By Austin Ruse | October 16, 2014

Image courtesy of CNS News

VATICAN, October 17 (C-Fam) At an Extraordinary Synod of Catholic bishops taking place in Rome at least one African bishop has complained about the intervention of radical sexual mores being imposed upon Africa by the West.

Nigerian Archbishop Ignatius Kaigama told the assembly,

“We are confronted with some issues, and sometimes [they are] quite perplexing. We recently had a big conference on pro-life issues, and in that conference, we came out very clearly to ascertain the fact that life is sacred, marriage is sacred, and the family has dignity.

“We get international organizations, countries, and groups which like to entice us to deviate from our cultural practices, traditions, and even our religious beliefs. And this is because of their belief that their views should be our views. Their opinions and their concept of life should be ours.

“We say, No we have come of age.”

Though the Archbishops concerns did not make it into the final document, they point up one of the central divides not just between Western countries and Africa but a similar split in the Catholic Church.

The document produced by the Synod that was released this past Monday was full of concerns of liberal Westerners and not much for those in the developing world which now makes up a majority of the Catholic Church.

The document released on Monday was supposed to represent the conversation among 180 bishops from around the world and would be the blue print for ongoing negotiations. Immediately 41 Bishops, almost a quarter of the total rose in complaint that the document did not represent their wishes or the conversations that took place last week.

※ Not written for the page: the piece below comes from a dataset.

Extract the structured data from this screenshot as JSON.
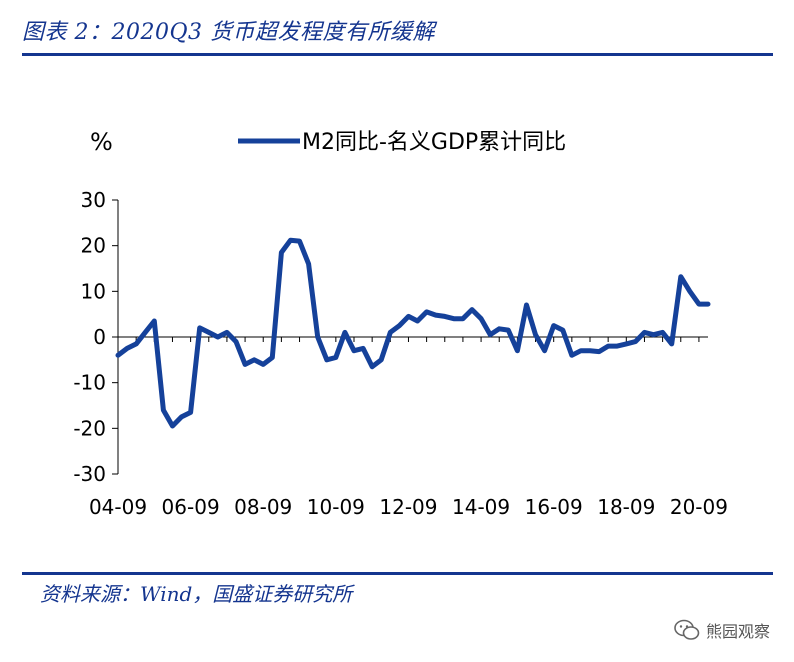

The document suggests there are gifts given to homosexuals that can benefit the Church, that the church must recognize what is good in homosexual relationships, and also what is good in couples living together without marriage. The document also suggests that the divorced and civilly remarried may receive the sacrament of communion.

The document was read to the bishops on Monday shortly before it was released to the Vatican press and immediately 41 bishops formally complained including such influential prelates as Cardinal Raymond Burke of the Vatican supreme court, Cardinal Timothy Dolan of New York, Cardinal George Pell of Australia, along with Cardinal Gerhard Muller who heads the Congregation for the Doctrine of the Faith, one of the most powerful Vatican posts.

The day after it was released at the daily Vatican briefing Cardinal Wilfred Napier of South Africa said the document did not reflect the conversation of the Synod fathers and that it would be changed in subsequent days.

So alarmed was he that Cardinal Burke called for the direct intervention of Pope Francis who was said to have attended all the meetings last week but only sat and listened.

The document has been handed over to smaller groups of bishops gathered in language groups and will be revised and presented again at the end of this week.

No matter what, it is unlikely the concerns of the 36 African prelates will be included. It is said the powerful German Bishops conference is the most influential group at the Synod. The German church is among the richest in the world because of direct taxation of all citizens in support of the Church.